Do You Want More Positive Workers? Company Culture is the Solution!
How do companies find a balance between productivity, health and employee happiness? Workers today, especially younger generations like millennials, are looking to company culture to decide where to invest their time and effort. Company culture indicates how employees are valued, what communication and collaboration styles are used and the experience companies promise workers.
According to Gallup’s State of the Global Workplace, only 33% of U.S. employees are engaged at work. If you’re facing a decrease in productivity and meaningful work, most likely, you’re experiencing disengagement. How do you solve this global issue? Culture.
Positive cultures that purposefully work to engage and support employees cultivate spaces where workers can grow, innovate and be productive. Shifting your company culture can seem daunting, but there are simple ways you can make change now.
First, establish clear, desired goals.
For a company culture to thrive, everyone (especially on the leadership team) has to be on the same page. Your organizational culture often reflects the management style at your office. Do you want a social, collaborative culture? Or a more traditional, independent culture? Either way, all workers should have a clear understanding of the company’s direction.
Next, ask what your team need to succeed. Identify which behaviors foster a positive work environment and which ones don’t. It’s up the leaders on each team to drive these changes. Their transparency and actions will encourage communication, feedback and change. Analyze the current culture and the specific aspects needed to be adapted to your new goals and values.
Second, make sure your space supports your ideas.
The design of your office impacts how your company will function. Ergonomic chairs and long-lasting desks are integral in the comfort and health of workers and support focused work, but the layout of your office is also crucial in cultural change.
Consider moving teams around to prevent motion waste and create a cohesive office flow for impromptu interactions. Groups that often work together or need similar environments to succeed should be placed together so they can collaborate easily and stay efficient. Putting the right teams together can also help with building relationships at work, another factor for positive cultures.
The types of settings you choose to offer in your office also influence how workers interact in a space. Residential furniture creates a work environment where people feel welcome to come together and talk over ideas or projects. Space anchors like large tables encourage socializing and impromptu meetings. Small moveable tables with a single lounge chair and space boundaries like a cabinet mimics a personal workstation where people can go for quiet work, and how your pair your furniture and where it is placed in the space defines how employees work.
Then encourage workers to build relationships.
Relationships in the office are proven to support engagement, employee happiness and wellbeing. According to Gallup’s “Wellbeing: The Five Essential Elements,” 30 percent of respondents who had best friends at work were seven times more likely to be engaged at their job than the ones who didn’t. Company culture plays a big role in allowing professional relationships to grow.
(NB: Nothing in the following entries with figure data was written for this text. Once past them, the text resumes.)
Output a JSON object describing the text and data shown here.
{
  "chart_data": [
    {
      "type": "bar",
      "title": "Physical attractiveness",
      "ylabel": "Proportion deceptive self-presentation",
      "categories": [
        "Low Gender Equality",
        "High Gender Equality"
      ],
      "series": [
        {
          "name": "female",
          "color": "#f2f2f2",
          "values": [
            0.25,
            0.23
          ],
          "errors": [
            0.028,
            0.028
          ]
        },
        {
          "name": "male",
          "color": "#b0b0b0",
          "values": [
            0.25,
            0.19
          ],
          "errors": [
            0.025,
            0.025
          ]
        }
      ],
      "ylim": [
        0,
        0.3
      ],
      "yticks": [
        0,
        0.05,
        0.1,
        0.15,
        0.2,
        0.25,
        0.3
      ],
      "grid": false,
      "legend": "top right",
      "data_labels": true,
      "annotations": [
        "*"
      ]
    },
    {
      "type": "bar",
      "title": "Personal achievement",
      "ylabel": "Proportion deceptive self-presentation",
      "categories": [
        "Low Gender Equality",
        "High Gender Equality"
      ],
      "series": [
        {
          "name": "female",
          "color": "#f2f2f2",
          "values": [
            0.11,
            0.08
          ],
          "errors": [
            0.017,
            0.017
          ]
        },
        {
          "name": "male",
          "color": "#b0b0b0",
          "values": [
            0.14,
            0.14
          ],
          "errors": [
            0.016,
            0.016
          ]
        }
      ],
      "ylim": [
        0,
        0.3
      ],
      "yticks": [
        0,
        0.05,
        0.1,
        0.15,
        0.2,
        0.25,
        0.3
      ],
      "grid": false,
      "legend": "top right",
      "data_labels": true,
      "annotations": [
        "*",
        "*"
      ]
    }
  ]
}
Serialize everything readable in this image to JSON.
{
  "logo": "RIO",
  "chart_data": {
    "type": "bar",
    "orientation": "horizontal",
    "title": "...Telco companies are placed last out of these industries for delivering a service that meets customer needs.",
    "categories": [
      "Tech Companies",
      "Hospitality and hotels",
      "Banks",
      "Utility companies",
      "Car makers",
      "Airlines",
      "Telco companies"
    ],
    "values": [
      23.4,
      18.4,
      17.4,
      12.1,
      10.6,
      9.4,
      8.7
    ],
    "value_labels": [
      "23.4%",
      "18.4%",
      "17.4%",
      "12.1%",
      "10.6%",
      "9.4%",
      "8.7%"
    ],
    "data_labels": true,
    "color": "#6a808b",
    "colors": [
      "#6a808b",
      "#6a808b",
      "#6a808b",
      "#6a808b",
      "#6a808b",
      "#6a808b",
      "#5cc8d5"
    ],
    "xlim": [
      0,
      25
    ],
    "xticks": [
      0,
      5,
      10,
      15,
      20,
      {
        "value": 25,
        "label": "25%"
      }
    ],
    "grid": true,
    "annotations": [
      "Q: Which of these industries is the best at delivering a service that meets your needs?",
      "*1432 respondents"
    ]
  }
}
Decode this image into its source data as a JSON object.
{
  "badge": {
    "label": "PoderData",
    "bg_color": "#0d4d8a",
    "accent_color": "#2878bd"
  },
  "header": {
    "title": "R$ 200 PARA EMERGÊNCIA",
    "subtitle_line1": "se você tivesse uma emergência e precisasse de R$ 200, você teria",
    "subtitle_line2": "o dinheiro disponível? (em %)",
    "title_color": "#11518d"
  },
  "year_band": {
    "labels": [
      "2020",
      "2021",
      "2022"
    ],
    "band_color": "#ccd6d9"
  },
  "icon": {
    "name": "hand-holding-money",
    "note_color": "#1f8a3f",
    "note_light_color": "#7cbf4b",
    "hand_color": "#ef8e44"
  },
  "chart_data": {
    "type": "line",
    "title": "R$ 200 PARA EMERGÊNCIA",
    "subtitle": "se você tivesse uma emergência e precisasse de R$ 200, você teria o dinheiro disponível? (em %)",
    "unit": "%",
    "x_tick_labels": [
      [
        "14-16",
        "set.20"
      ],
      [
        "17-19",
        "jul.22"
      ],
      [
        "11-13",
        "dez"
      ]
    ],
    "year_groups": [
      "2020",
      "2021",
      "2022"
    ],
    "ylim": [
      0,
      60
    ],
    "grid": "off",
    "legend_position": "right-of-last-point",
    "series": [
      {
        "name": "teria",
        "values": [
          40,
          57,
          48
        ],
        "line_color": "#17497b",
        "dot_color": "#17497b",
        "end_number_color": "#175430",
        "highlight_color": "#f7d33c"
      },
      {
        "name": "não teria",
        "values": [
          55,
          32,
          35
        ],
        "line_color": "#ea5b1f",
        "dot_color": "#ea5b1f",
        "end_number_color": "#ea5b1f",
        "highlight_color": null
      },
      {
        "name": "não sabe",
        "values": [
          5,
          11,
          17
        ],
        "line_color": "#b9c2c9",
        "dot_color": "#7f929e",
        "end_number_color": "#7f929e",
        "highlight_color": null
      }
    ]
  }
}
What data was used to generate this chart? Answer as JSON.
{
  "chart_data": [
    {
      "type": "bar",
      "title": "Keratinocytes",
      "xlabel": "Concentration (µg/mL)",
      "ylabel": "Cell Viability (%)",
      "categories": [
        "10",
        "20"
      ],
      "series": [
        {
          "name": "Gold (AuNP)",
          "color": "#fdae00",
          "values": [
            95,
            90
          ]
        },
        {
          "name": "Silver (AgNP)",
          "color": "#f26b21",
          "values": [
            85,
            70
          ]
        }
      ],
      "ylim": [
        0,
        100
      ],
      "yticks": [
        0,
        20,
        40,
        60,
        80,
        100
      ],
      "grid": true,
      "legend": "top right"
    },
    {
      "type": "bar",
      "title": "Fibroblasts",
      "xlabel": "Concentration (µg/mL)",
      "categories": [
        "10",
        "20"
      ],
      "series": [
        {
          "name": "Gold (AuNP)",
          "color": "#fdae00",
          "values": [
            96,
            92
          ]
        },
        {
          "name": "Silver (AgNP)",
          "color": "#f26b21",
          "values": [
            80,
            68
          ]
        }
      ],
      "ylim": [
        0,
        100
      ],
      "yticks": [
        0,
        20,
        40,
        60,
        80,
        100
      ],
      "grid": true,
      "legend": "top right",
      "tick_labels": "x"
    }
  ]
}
Adding casual lounge settings larger furniture pieces that can accommodate more people to gather around encourages conversation and bonding, but for a team to grow stronger, leadership needs to take additional steps. Birthday celebrations, Friday lunches at a nearby restaurant and after-work activities allow people to find common interests and learn about each other in a fun setting. Becoming comfortable with one another helps people understand each other and their communication styles, which is important for collaborative projects.
Finally, keep learning how to communicate better.
Companies are always trying to improve their transparency and communication efficiently. There are conferences and books dedicated to teaching people how to talk to one another. Key communication elements can also be learned from the stage. Improvisation comedy, for example, is a performance that is completely unscripted. The actors need to lean on each other to be able to succeed. Here are some “rules” of improv comedy that can be brought into the office:
1. Learn to listen
There’s a difference between listening to understand and listening to respond. In improv comedy, if you don’t listen effectively, you can completely miss what your partner is trying to accomplish. When in a meeting, pause to make sure you’re really comprehending what the other person is telling you and what their goals are.
2. Don’t assume, talk and ask questions
In an unplanned scene, the two actors have no idea what’s going on in the other person’s head, so everything needs to be out in the open. You can’t assume the other person knows what direction you’re going in. In business, wasted time stems from mistakes made by assuming everyone is aware of what’s going on. Clear the communication lines and share.
3. Yes, and…
Negating your partner’s choices in improv leads to dead-ends in scenes. Instead of saying “no,” improvers are encouraged to agree and add on to keep the scene moving forward. Don’t feel pressured to agree with everything someone says, but using this “yes, and…” technique is helpful for a positive brainstorming session.
4. Don’t hog the spotlight
Successful scenes need at least two people. As a member of a team, make sure you’re working together to accomplish your project. Acknowledge your co workers and the work they do for the company.
Shifting an organization’s culture is a long-term effort that’s always changing. The culture that works best for you depends on your missions and vision. In order for it to succeed, the whole team needs to be on-board and willing to work for a positive, engaged environment, built for success.